İmam Hatip'liler sanki bir suçluymuş gibi kara listeye alınırken; Finans dersindeki başarımdan dolayı okulda kalma, asistanlık yapma idealimi 28 Şubat zihniyeti çöpe atmıştı. İmam Hatipli diye fişlenmiş, ismimizin karşısına kırmızı kalemle yazılar bile yazılmıştı belki de...

28 Şubat'ta İslami cemaatler devletin bu acımasız, zorba yaklaşımına direnirken; biz gıkımız çıkmadan karşıdan izliyorduk. 1998'deki sessizliğin bedeli 1 yıl sonra kasetlerle ödenmeye başladı. 'Düğmeye ben bastım' diyerek ortalıkta gezinenler, hizmet hareketini bir terör örgütü gibi lanse ettirmeye çalışanların çabaları da bizi 'Acaba birilerinin bedduası mı bu' düşüncesine götürmedi.

Mavi Marmara hadisesinde Türkiye ile dünya ayağa kalkmış, gecelerini, gündüzlerini dualarla, gözyaşlarıyla geçirenlere - yıllarca 'Ne işiniz var Kenya'da, Senegal'de' sorularına muhatap olmamış gibi- 'Ne işiniz var Gazze'de, otorite İsrail'in karşısında' sorusunu sormanın hicabını, üzüntüsünü duymadım desem yalan söylemiş olurum.

Hizmet hareketi yazarlarının bile günlerce, haftalarca bu cümlenin ne anlama geldiğini anlatma çabalarıyla karınlarına ağrılar girdi.

Bin yıl sürer denilen 28 Şubat sona erdi. İster beğenin ister beğenmeyin ama 11 yılda çok şey değişti bu ülkede. Başörtülü devlet memurları, ortaokul ve liselerde Kuran ve Siyer dersleri, katsayı adaletsizliği...

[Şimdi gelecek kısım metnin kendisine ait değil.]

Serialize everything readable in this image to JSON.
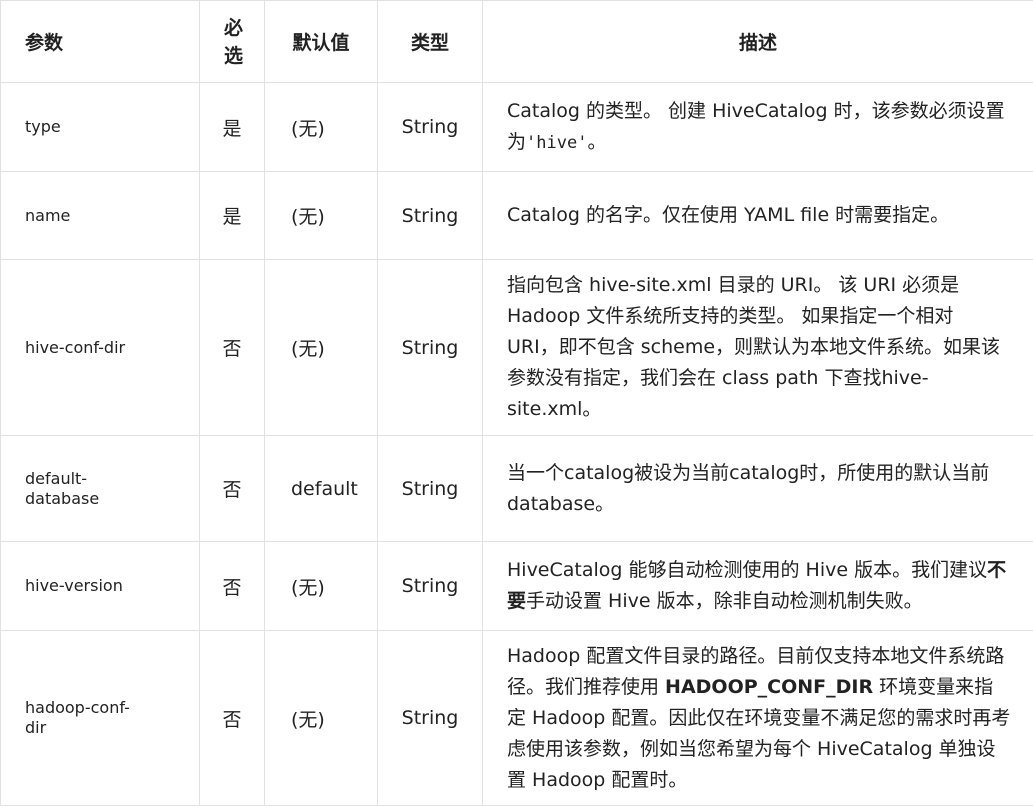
{
  "headers": {
    "param": "参数",
    "required_1": "必",
    "required_2": "选",
    "default": "默认值",
    "type": "类型",
    "desc": "描述"
  },
  "rows": [
    {
      "param": "type",
      "required": "是",
      "default": "(无)",
      "type": "String",
      "desc_a": "Catalog 的类型。 创建 HiveCatalog 时，该参数必须设置为",
      "desc_code": "'hive'",
      "desc_b": "。"
    },
    {
      "param": "name",
      "required": "是",
      "default": "(无)",
      "type": "String",
      "desc": "Catalog 的名字。仅在使用 YAML file 时需要指定。"
    },
    {
      "param": "hive-conf-dir",
      "required": "否",
      "default": "(无)",
      "type": "String",
      "desc": "指向包含 hive-site.xml 目录的 URI。 该 URI 必须是 Hadoop 文件系统所支持的类型。 如果指定一个相对 URI，即不包含 scheme，则默认为本地文件系统。如果该参数没有指定，我们会在 class path 下查找hive-site.xml。"
    },
    {
      "param_1": "default-",
      "param_2": "database",
      "required": "否",
      "default": "default",
      "type": "String",
      "desc": "当一个catalog被设为当前catalog时，所使用的默认当前database。"
    },
    {
      "param": "hive-version",
      "required": "否",
      "default": "(无)",
      "type": "String",
      "desc_a": "HiveCatalog 能够自动检测使用的 Hive 版本。我们建议",
      "desc_bold": "不要",
      "desc_b": "手动设置 Hive 版本，除非自动检测机制失败。"
    },
    {
      "param_1": "hadoop-conf-",
      "param_2": "dir",
      "required": "否",
      "default": "(无)",
      "type": "String",
      "desc_a": "Hadoop 配置文件目录的路径。目前仅支持本地文件系统路径。我们推荐使用 ",
      "desc_bold": "HADOOP_CONF_DIR",
      "desc_b": " 环境变量来指定 Hadoop 配置。因此仅在环境变量不满足您的需求时再考虑使用该参数，例如当您希望为每个 HiveCatalog 单独设置 Hadoop 配置时。"
    }
  ]
}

Bütün bunları çözen bir iktidara sadece dershaneden dolayı çok ağır hakaretler yağdırmak, Aziz Nesin'e, Kenan Evren'e, Bülent Ecevit'e gösterilen saygının binde birini -İslami cemaatlerin belki de en fazla rahat edebileceği bir ortamı sağlayan- isme göstermemek...

16 yıllık bir geçmişe vefasızlık yapıyor muyum, yapmıyor muyum bunun takdiri sizin. Ama 16 yıl önce öğrenemediğimi bugün sanırım öğrenmeye başlıyorum. Bize dokunmadığı müddetçe ümmetin derdinde olmadık. Şimdi ümmetin bizim derdimizle ilgilenmesini bekliyoruz. Net konuşayım; çok bekleriz.

Sırf Allah rızası için yıllarca sesini çıkarmayanların bugün o sessizliği terk etmelerini, eleştirilerini ortaya koymalarını anlamak lazım. 'Ama Allah yolundalar' diyerek 28 Şubat'ın, Mavi Marmara'nın haksızlıkları karşısında 'Kardeşimin kusurunu örtmek imandandır' diyenler yeterince sustu zaten. Bugün dershane yüzünden kıyamet koparanlara bırakın da seslerini çıkartıp, tepkilerini koysunlar.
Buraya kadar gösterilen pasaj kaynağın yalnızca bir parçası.